Words | Jonathan Lobban
Woven and made in Lake Como and southern Italy by our long-term partner, Davide Martinelli, our ties and pocket squares are wearable works of art.
LAKE COMO, LOMBARDY
M.J. Bale ties and pocket squares aren’t your typical sartorial standard, and neither is Davide Martinelli, our Italian maker. Born and bred in Lake Como, Davide was a police school graduate who was fortunate early on to realise that law enforcement was not aligned to his lifestyle nor passion for nightclubs and house music. He began his official working life as an employee of a company selling ties to Japan and the UK in the 1990s, before realising he could make a superior-quality product himself. Calling on small, family-run artisan workshops in Salerno and southern Puglia to craft ties and pocket squares from the finest silk, wool, linen and cotton fabrics woven in the hills around Lake Como, his business – and our partnership – was born.

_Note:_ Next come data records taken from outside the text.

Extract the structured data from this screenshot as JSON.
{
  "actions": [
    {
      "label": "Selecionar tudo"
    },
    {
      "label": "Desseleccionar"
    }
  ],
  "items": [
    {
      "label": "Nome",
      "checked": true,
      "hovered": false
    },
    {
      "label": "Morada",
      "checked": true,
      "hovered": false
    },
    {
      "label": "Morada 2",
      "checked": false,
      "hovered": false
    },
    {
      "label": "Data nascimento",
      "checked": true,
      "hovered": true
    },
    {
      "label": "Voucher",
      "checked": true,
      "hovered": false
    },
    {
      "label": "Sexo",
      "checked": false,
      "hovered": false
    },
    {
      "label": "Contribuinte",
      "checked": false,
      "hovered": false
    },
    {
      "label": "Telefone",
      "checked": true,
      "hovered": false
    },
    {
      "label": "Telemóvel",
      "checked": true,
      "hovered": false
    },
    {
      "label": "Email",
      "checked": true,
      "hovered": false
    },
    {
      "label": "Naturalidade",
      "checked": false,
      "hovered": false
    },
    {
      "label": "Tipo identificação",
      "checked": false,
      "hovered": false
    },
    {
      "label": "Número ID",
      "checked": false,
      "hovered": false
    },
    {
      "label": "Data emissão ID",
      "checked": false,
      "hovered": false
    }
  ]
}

Davide’s craftspeople include a luxe 77-year-old jacquard-centric weaving company, which specialises in silk, cashmere, linen and wool, and a 165-year-old silk-grenadine tie weaving business – both located in the hills above Como. The latter uses almost century-old looms to create our rich grenadine ties in very small production runs.
“This is a very special article,” Davide says, pointing out a blue-white fabric being woven that will become a regimental-style tie for M.J. Bale’s Summer 2023 collection. “These are old looms that weave in a special way using three warps, instead of one.”
And why would one still want to wear a tie in 2023, you might ask? “When I was younger, everybody wore a tie,” says the MD of Davide’s grenadine weaver. “My father and grandfather wore a tie. If you look at videos from the 1960s and even the 1970s, even all the football stadiums were full of men wearing ties on the weekend. Now, the sons of my father’s generation – I am 53 – no longer wear ties. It is because wearing ties used to be compulsory. Now it is a choice. It is more fashion. But when you wear a tie and dress up in a nice way, you don’t just look different, you feel different.”
M.J. Bale’s double-sided print pocket squares in matte silk, linen and linen-cotton, woven by Davide’s 92-year-old firm in Lake Como, are also elegant points of difference. We’re biased, of course, but they are menswear works of art; it’s almost a shame they are created to be stuffed inside a pocket.